President Barack Obama may only have answered a handful of questions at the first presidential Twitter town hall meeting but that didn’t stop the tweets from pouring in Wednesday afternoon.
The number of tweets with #askobama, the hashtag used to submit questions to the president, was 169,395, Twitter’s Jodi Olson said in an e-mail.
The four topic areas that received the most tweets were:
Jobs – 18,957
Budget – 15,000
Taxes – 14,777
Education – 8,833
It was a special moment for the few people who had their questions answered by Obama.
Lane Morrison, a 22-year-old graduate student at the University of Alabama, never expected his question on the deficit problem to get chosen.
“I submitted the question thinking that it would get lost in all of the thousands of tweets that were submitted,” said Morrison in an interview with The Daily Dot. “I wasn’t even watching the town hall because I had forgotten what time it came on.”

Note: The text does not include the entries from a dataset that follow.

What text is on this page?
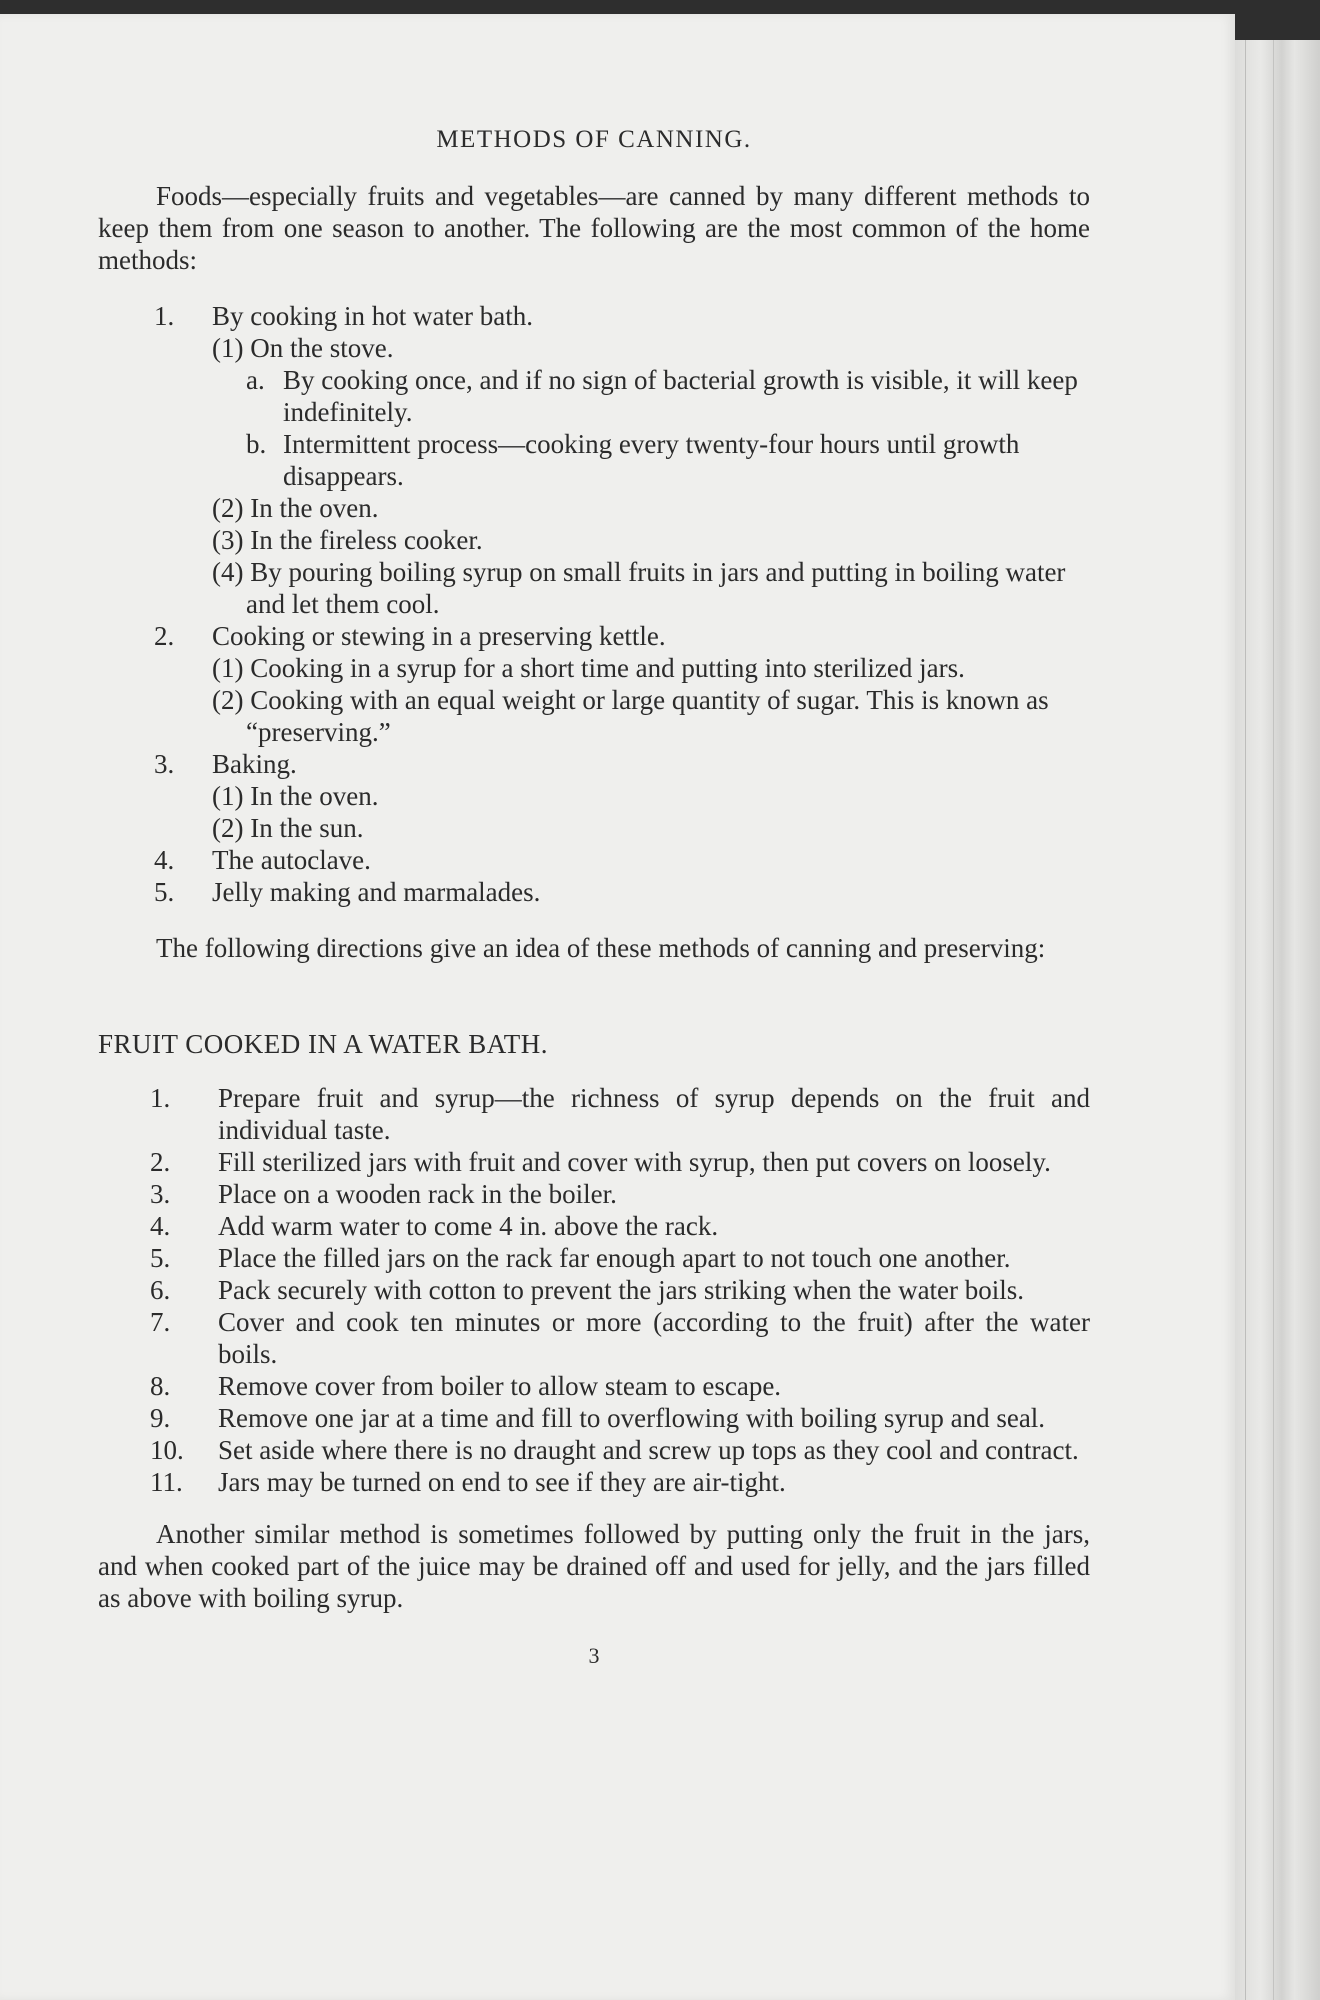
METHODS OF CANNING.

Foods—especially fruits and vegetables—are canned by many different methods to keep them from one season to another. The following are the most common of the home methods:

1. By cooking in hot water bath.
(1) On the stove.
a. By cooking once, and if no sign of bacterial growth is visible, it will keep indefinitely.
b. Intermittent process—cooking every twenty-four hours until growth disappears.
(2) In the oven.
(3) In the fireless cooker.
(4) By pouring boiling syrup on small fruits in jars and putting in boiling water and let them cool.
2. Cooking or stewing in a preserving kettle.
(1) Cooking in a syrup for a short time and putting into sterilized jars.
(2) Cooking with an equal weight or large quantity of sugar. This is known as “preserving.”
3. Baking.
(1) In the oven.
(2) In the sun.
4. The autoclave.
5. Jelly making and marmalades.

The following directions give an idea of these methods of canning and preserving:

FRUIT COOKED IN A WATER BATH.
1.	Prepare fruit and syrup—the richness of syrup depends on the fruit and individual taste.
2.	Fill sterilized jars with fruit and cover with syrup, then put covers on loosely.
3.	Place on a wooden rack in the boiler.
4.	Add warm water to come 4 in. above the rack.
5.	Place the filled jars on the rack far enough apart to not touch one another.
6.	Pack securely with cotton to prevent the jars striking when the water boils.
7.	Cover and cook ten minutes or more (according to the fruit) after the water boils.
8.	Remove cover from boiler to allow steam to escape.
9.	Remove one jar at a time and fill to overflowing with boiling syrup and seal.
10. Set aside where there is no draught and screw up tops as they cool and contract.
11. Jars may be turned on end to see if they are air-tight.

Another similar method is sometimes followed by putting only the fruit in the jars, and when cooked part of the juice may be drained off and used for jelly, and the jars filled as above with boiling syrup.

3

“It felt like I was getting to speak directly to the president of the United States. As long as I live I may never get to do that again.”
Morrison felt that Obama answered his question honestly.
Patrick Glynn, 21, a student at Randolph College in Lynchburg, Va., felt the same way. Obama answered his question on collective bargaining rights.
“I would have liked to see him stand behind his campaign promise to help those whose collective bargaining rights have been infringed upon at the hands of government,” said Glynn in an interview with The Daily Dot. “But the President did stand by the idea that collective bargaining is essential.”
Overall, Twitter proved to be an ideal medium for the president to share his thoughts and opinions on a range of topics, Morrison said.
Twitter users posed “ concise, targeted questions (under 140 characters) about important issues,” Morrison said. “This setting also allows for a more diverse group of questions from a more diverse group of people than would be in a regular town hall setting.”